Peneliti UBB Gelar FGD, Mengenai Konstruksi Baru Pelaksanaan Wilayah Pertambangan Rakyat

BELITUNG TIMUR, LASPELA– Tim Peneliti Universitas Bangka Belitung (UBB) yang diketuai oleh Dr. Derita Prapti Rahayu. SH.MH melakukan FGD Rekonstruksi Partisipasi Masyarakat dalam Perizinan Pertambangan Rakyat Berbasis Nilai Kearifan Lokal.

FGD yang difasilitasi Pemerintah Kabupaten Belitung Timur ini, dihadiri oleh Marwansyah S.Si (Staf Ahli Pimpinan DPRD Beltim) dan Novis Ezwar ST. MIL (DLH Beltim) sebagai Narasumber. Peserta FGD yang hadir dari beberapa unsur pemangku kebijakan di Pemkab Beltim, penambang rakyat dan masyarakat.

Asisten 1 Pemkab Beltim dalam sambutannya mewakili Bupati Beltim menyambut baik FGD ini. Pemkab mendukung diskusi prihal pertambangan agar ada keselarasan cara pandang.

“Karena di Beltim perekonomian masyarakat cukup bergantung pada tambang. Semoga menemukan solusi terbaik untuk tambang dan menjaga kearifan lokal serta menjawab problematika pertambangan,” ujar dia.

Sebelum FGD ini berlangsung, Ketua Tim Peneliti Dr. Derita Prapti Rahayu memberi pengantar bahwa FGD ini bertujuan untuk mengumpulkan informasi terkait eksistensi konstruksi Peraturan Bupati Tahun 2011 yang menetapkan Wilayah Pertambangan Rakyat (WPR) sebagai syarat memberikan Izin Pertambangan Rakyat (IPR) di Beltim.

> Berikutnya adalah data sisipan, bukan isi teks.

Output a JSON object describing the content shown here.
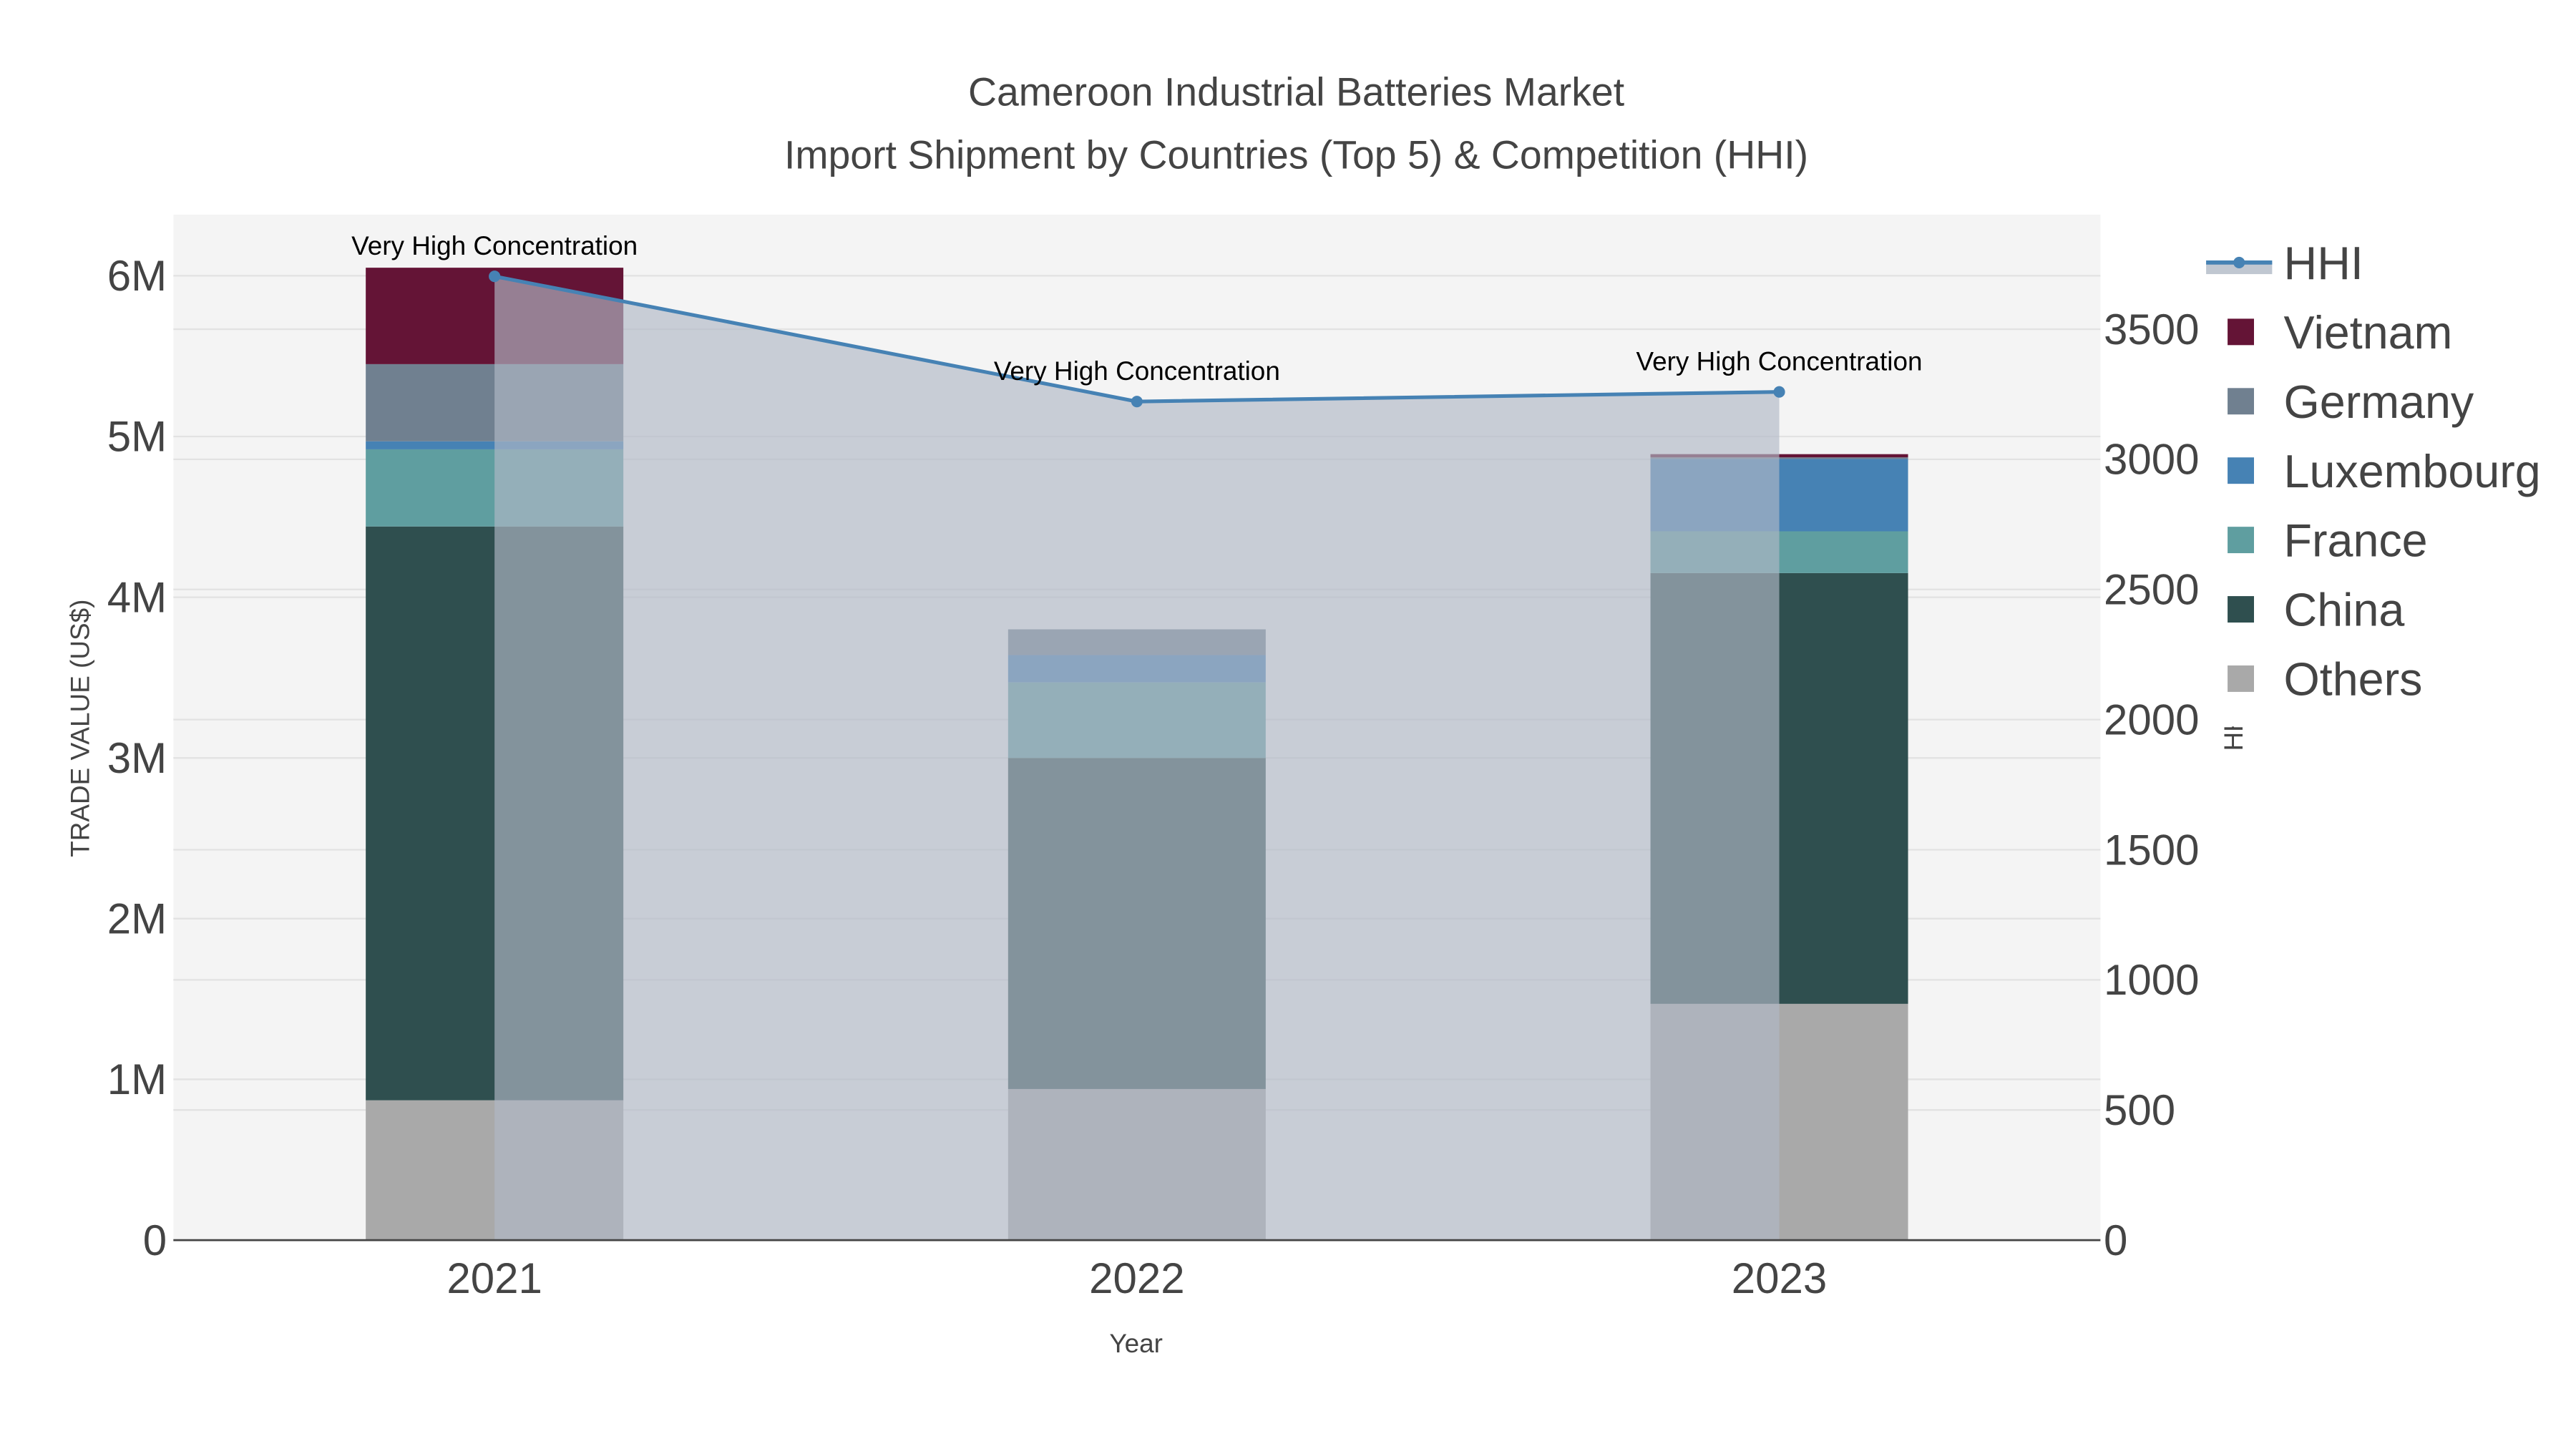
{
  "chart_data": {
    "type": "bar",
    "stacked": true,
    "title": "Cameroon Industrial Batteries Market",
    "subtitle": "Import Shipment by Countries (Top 5) & Competition (HHI)",
    "xlabel": "Year",
    "ylabel": "TRADE VALUE (US$)",
    "y2label": "HHI",
    "categories": [
      "2021",
      "2022",
      "2023"
    ],
    "ylim": [
      0,
      6380000
    ],
    "y2lim": [
      0,
      3940
    ],
    "yticks": [
      0,
      1000000,
      2000000,
      3000000,
      4000000,
      5000000,
      6000000
    ],
    "ytick_labels": [
      "0",
      "1M",
      "2M",
      "3M",
      "4M",
      "5M",
      "6M"
    ],
    "y2ticks": [
      0,
      500,
      1000,
      1500,
      2000,
      2500,
      3000,
      3500
    ],
    "y2tick_labels": [
      "0",
      "500",
      "1000",
      "1500",
      "2000",
      "2500",
      "3000",
      "3500"
    ],
    "grid": true,
    "legend_placement": "right",
    "series": [
      {
        "name": "Others",
        "color": "#A9A9A9",
        "values": [
          870000,
          940000,
          1470000
        ]
      },
      {
        "name": "China",
        "color": "#2F4F4F",
        "values": [
          3570000,
          2060000,
          2680000
        ]
      },
      {
        "name": "France",
        "color": "#5F9EA0",
        "values": [
          480000,
          470000,
          260000
        ]
      },
      {
        "name": "Luxembourg",
        "color": "#4682B4",
        "values": [
          50000,
          170000,
          450000
        ]
      },
      {
        "name": "Germany",
        "color": "#708090",
        "values": [
          480000,
          160000,
          10000
        ]
      },
      {
        "name": "Vietnam",
        "color": "#641436",
        "values": [
          600000,
          0,
          20000
        ]
      }
    ],
    "hhi": {
      "name": "HHI",
      "color": "#4682B4",
      "values": [
        3703,
        3222,
        3259
      ],
      "annotations": [
        "Very High Concentration",
        "Very High Concentration",
        "Very High Concentration"
      ]
    },
    "legend_order": [
      "HHI",
      "Vietnam",
      "Germany",
      "Luxembourg",
      "France",
      "China",
      "Others"
    ]
  }
}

Dalam pemaparan Novis selaku perwakilan DLH Beltim menitikberatkan pada kronologis lahirnya WPR dan IPR. Sebelum ada IPR disini kata dia harus ada SIUPR (Surat Izin Usaha Pertambangan Rakyat).

“Penetapan WPR sebelum nya belum ditetapkan, tapi terjadi karena dapat rekomendasi dari Dirjen Minerba dan Gubernur pada saat itu. Saya rasa dengan adanya WPR ini cukup dapat meminimalisir kerusakan lingkungan. Jika dilihat sekarang dengan kewenangan ditarik provinsi penambang pun sporadis dalam menambang,” ungkapnya.

Sementara Marwan dari staf ahli DPRD Beltim mengungkapkan dikeluarkannya Perda terkait WPR yaitu Perda 11 tahun 2011 membuktikan peran DPRD hanya mengawasi implementasi Perda itu saja.

“Setelah WPR itu kewenangannya ditarik oleh Provinsi hemat saya terdapat kekosongan hukum,” katanya.

Tanggapan lain disampaikan oleh PT BIP (Babel Inti Perkasa) yang mengeluhkan adanya kewenangan Provinsi yang begitu besar bahkan dalam fungsi pengawasan pun terkesan dianak tirikan.

“Dan kami sebagai bapak angkat menyayangkan pihak Provinsi bahwa IPR yang sudah ada katanya tidak bisa di perpanjangan lagi mengenai IPR ini sendiri. Padahal keluhan masyarakat terkait ini banyak dan menanyakan gimana nasib kami menambang timah kedepannya,” ulasnya.

Senada dengan PT BIP, Juharto yang juga salah satu penambang sangat menyetujui pernyataan PT BIP mengenai lemahnya pengawasan yang dilakukan pihak Provinsi terutama mengenai pertambangan yang dilakukan di daerah terlarang.

“Kami setuju dengan tanggapan dari PT.BIP tadi bahwa sekarang tidak adanya lagi pengawasan sehingga
disayangkan bahwa banyak sekali orang nambang di daerah terlarang. Semoga pihak pemerintah bisa menyelesaikan masalah ini,” ungkapnya.